Médicaments, infiltrations et solutions orthopédiques
Des AINS, c’est-à-dire des anti-inflammatoires non stéroïdiens, peuvent être proposés selon le profil de la personne et les contre-indications éventuelles. Ils ne remplacent pas la correction mécanique, mais peuvent aider à passer le cap inflammatoire.
Les orthèses plantaires, talonnettes, protections locales ou adaptations de chaussures peuvent réduire les contraintes. Le choix dépend de l’appui du pied, de la hauteur du talon, du type de chaussure et de la forme de bursite. Un avis de podologue ou d’orthésiste est particulièrement utile lorsque la douleur revient dès la reprise de l’activité.
Dans certains cas, une infiltration locale de corticostéroïdes peut être discutée. Point important : l’injection ne doit jamais se faire dans le tendon lui-même, car cela pourrait le fragiliser. Lorsque la bursite résiste aux traitements conservateurs, ou lorsqu’une excroissance osseuse entretient le conflit, la chirurgie peut être envisagée en dernier recours, avec ablation de la bourse inflammée ou correction de l’excroissance.
Éviter les récidives et reprendre sans relancer la douleur
Une bursite du tendon d’Achille peut s’améliorer, puis revenir si les mêmes causes persistent. La prévention repose donc sur des ajustements très concrets : chaussage, progression de l’effort, mobilité du mollet et surveillance des premiers signes.
Reprise du sport et progression
La reprise doit être graduelle. Une règle simple consiste à revenir d’abord aux activités qui ne provoquent pas de douleur pendant l’effort ni d’aggravation le lendemain. La marche sur terrain plat, le vélo doux ou certaines activités sans impact peuvent servir de transition, selon la tolérance individuelle.
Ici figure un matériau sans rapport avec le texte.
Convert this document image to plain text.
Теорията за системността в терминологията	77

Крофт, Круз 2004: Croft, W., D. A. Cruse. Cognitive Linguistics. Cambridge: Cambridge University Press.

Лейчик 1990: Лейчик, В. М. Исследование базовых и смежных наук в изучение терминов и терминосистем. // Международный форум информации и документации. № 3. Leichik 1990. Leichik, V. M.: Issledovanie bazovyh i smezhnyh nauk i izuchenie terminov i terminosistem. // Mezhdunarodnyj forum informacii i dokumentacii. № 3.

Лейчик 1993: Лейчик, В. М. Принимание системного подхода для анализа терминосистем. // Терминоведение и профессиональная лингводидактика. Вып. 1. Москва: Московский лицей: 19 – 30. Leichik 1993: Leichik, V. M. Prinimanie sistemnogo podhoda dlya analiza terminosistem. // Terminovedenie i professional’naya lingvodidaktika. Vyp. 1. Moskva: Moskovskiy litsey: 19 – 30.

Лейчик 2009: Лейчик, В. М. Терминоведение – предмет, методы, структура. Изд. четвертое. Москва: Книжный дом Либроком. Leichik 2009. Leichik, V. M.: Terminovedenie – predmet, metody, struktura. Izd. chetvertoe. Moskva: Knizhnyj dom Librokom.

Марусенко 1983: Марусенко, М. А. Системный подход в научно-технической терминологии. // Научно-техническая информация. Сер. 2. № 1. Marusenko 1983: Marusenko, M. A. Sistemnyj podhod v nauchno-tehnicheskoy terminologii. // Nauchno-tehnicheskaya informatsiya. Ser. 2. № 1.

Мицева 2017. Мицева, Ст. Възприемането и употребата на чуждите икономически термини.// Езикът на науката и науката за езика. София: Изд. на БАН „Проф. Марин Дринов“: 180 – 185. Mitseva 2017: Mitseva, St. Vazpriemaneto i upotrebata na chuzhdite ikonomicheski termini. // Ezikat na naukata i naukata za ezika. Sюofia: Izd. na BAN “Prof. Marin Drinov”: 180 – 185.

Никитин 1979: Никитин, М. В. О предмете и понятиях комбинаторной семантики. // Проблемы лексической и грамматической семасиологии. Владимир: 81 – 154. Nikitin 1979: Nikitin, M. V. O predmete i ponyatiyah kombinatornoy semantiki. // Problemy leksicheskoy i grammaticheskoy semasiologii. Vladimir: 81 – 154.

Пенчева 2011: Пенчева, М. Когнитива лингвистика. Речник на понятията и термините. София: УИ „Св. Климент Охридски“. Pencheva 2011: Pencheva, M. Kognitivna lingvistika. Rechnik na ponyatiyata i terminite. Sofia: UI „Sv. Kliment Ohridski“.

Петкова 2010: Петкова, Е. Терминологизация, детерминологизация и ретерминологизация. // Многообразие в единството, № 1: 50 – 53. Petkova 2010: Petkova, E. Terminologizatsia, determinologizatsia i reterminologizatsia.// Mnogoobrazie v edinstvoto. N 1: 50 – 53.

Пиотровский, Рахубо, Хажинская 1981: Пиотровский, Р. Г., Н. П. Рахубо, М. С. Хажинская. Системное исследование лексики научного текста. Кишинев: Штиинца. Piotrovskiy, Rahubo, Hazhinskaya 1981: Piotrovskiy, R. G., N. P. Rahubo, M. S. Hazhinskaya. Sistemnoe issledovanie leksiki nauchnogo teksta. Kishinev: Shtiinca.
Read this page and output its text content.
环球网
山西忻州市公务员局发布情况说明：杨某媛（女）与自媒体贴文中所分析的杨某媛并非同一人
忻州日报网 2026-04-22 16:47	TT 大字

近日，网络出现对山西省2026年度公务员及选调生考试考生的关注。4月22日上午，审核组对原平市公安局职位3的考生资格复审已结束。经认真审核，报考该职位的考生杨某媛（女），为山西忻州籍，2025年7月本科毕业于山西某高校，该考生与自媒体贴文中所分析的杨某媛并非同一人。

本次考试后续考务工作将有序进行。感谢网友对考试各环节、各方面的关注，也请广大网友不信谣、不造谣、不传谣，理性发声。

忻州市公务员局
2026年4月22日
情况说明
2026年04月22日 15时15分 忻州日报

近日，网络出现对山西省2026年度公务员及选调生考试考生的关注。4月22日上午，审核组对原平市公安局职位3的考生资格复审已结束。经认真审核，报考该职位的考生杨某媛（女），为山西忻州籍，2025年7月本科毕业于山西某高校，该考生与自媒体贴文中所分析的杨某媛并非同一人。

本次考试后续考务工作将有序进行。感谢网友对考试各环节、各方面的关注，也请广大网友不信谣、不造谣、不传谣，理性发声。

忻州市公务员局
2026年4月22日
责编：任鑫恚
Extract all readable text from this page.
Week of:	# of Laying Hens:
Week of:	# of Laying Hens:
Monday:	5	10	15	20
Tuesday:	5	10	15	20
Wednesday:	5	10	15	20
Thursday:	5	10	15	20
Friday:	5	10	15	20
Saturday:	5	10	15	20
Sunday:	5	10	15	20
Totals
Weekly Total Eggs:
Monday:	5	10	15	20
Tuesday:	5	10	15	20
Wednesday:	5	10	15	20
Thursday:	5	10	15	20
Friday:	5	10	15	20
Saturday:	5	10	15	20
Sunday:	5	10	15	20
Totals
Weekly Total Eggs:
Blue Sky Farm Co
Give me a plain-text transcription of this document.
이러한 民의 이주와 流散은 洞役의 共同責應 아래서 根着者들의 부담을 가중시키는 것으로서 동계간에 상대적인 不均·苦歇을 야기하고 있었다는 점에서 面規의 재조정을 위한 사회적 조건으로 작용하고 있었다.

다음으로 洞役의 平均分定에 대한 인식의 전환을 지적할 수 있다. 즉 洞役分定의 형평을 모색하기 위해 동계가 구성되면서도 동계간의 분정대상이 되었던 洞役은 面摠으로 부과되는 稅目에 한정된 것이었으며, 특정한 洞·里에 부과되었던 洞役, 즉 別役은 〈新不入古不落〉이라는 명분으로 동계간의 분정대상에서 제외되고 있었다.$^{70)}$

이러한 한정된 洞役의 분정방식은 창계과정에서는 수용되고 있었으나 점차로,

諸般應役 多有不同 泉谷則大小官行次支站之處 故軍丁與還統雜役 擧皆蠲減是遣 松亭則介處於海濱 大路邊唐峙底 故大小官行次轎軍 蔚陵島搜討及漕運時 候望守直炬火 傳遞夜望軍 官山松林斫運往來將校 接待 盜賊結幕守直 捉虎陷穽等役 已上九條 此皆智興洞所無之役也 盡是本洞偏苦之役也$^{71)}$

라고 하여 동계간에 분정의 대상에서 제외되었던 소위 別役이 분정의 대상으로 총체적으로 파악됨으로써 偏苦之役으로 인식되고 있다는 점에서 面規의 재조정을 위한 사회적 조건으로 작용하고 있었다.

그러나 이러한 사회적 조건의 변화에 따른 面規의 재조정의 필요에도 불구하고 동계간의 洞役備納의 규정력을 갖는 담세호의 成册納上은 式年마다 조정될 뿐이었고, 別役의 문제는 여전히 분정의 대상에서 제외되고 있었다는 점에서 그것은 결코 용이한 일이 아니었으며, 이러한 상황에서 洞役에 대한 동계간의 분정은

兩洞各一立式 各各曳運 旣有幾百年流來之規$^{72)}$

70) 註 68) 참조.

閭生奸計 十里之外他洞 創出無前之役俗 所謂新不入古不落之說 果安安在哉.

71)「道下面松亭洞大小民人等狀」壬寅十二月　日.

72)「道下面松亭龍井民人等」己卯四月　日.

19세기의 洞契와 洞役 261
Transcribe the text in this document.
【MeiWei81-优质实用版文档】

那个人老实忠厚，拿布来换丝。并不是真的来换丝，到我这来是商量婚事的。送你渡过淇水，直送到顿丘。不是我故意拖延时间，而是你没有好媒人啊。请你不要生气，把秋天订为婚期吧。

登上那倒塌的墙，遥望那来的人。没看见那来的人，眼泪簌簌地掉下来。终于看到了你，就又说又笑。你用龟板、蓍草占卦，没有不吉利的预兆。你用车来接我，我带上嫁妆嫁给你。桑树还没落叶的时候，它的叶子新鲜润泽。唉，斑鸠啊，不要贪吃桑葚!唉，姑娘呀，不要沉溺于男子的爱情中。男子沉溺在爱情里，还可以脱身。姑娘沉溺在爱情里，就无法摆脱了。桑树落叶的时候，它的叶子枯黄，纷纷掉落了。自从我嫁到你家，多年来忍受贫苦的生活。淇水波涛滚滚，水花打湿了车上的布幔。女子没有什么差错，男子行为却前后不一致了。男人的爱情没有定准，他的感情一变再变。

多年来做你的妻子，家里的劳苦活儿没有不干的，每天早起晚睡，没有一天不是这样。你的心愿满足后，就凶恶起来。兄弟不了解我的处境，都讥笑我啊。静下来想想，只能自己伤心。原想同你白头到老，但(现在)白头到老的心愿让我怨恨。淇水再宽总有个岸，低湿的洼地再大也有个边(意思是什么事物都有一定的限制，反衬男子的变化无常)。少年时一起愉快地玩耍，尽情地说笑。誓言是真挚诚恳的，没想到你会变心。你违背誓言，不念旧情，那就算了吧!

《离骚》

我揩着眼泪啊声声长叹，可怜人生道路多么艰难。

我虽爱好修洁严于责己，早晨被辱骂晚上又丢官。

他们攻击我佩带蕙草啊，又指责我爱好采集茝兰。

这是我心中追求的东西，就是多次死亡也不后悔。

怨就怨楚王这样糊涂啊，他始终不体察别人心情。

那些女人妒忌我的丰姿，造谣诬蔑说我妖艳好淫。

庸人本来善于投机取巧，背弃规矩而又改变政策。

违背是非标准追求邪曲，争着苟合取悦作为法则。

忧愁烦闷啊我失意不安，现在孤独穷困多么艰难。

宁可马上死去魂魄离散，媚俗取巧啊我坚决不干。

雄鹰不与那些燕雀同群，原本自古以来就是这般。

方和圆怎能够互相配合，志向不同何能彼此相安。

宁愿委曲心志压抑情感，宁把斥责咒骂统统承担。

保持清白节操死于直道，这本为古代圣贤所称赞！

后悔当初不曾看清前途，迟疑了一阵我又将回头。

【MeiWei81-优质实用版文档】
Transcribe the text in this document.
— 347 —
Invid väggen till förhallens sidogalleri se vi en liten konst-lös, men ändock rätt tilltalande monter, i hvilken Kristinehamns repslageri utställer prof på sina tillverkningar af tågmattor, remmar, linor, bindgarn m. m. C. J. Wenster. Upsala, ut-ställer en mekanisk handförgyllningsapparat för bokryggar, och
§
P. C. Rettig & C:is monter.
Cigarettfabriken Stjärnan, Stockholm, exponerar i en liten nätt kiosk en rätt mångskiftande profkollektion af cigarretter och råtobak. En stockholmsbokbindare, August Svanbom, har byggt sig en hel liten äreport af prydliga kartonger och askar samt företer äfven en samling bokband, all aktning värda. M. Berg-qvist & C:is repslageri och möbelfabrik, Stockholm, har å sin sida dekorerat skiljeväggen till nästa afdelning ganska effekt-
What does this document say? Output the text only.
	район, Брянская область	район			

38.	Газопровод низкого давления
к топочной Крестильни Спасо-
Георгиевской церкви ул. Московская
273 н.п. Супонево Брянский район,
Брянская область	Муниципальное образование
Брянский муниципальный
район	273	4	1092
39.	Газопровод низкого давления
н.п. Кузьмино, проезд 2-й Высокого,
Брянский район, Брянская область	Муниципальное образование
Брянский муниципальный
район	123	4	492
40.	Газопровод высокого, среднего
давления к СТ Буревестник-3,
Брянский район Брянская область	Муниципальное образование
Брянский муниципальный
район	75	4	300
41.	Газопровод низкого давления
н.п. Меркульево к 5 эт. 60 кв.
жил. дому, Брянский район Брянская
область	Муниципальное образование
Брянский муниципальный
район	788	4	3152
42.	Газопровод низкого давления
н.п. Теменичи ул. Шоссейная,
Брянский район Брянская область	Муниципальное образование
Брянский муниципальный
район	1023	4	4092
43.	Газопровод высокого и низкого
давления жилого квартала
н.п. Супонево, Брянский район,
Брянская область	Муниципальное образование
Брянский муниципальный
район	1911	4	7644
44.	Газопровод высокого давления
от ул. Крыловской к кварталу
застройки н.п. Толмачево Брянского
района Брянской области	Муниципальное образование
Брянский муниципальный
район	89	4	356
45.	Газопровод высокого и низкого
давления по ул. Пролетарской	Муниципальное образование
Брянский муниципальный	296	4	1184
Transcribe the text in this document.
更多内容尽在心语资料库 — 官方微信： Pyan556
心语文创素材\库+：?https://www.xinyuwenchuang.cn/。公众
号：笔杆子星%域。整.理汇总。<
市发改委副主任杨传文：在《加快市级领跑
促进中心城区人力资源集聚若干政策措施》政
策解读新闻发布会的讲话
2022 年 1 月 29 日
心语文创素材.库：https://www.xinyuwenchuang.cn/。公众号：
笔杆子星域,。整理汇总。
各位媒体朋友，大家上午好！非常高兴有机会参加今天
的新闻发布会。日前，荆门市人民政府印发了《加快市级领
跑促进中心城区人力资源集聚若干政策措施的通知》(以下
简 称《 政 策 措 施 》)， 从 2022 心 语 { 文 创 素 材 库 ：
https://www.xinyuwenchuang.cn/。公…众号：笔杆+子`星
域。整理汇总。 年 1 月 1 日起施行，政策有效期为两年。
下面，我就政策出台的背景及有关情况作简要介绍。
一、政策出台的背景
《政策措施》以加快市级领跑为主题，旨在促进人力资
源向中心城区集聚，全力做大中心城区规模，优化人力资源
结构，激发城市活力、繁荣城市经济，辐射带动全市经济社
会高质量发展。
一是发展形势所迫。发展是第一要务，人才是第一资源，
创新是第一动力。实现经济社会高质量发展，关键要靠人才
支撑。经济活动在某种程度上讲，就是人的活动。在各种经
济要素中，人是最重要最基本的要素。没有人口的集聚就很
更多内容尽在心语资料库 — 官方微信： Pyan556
Les étirements du mollet peuvent aider si la raideur du triceps sural augmente la traction sur le tendon d’Achille, mais ils doivent rester progressifs et non douloureux. En phase très inflammatoire, forcer l’étirement peut irriter davantage la zone. La rééducation, lorsqu’elle est indiquée, permet de travailler la mobilité, le renforcement et la qualité des appuis.
Chaussures et habitudes à revoir
Pour prévenir les récidives, il faut identifier les chaussures qui déclenchent les symptômes. Un talon très rigide, un bord arrière mal placé ou une pointure trop juste sont des signaux d’alerte. Les talons bas peuvent convenir à certaines personnes, mais l’essentiel est d’éviter le conflit direct avec la zone douloureuse et de conserver un bon maintien.
- Alterner les paires pour éviter une pression répétée au même endroit.
- Porter progressivement les chaussures neuves au lieu de les garder toute une journée.
- Vérifier les coutures et l’épaisseur des chaussettes au niveau du talon.
- Adapter l’entraînement après une pause, un changement de terrain ou une nouvelle paire de chaussures.
- Consulter si une “boule” persiste, si la peau s’abîme ou si la douleur devient chronique.
Bien prise en charge, la bursite du tendon d’Achille se contrôle souvent avec des mesures simples et ciblées. Le point clé est de ne pas banaliser une douleur qui se répète : plus la cause mécanique ou inflammatoire est identifiée tôt, plus le retour à une marche confortable et à l’activité se fait sereinement.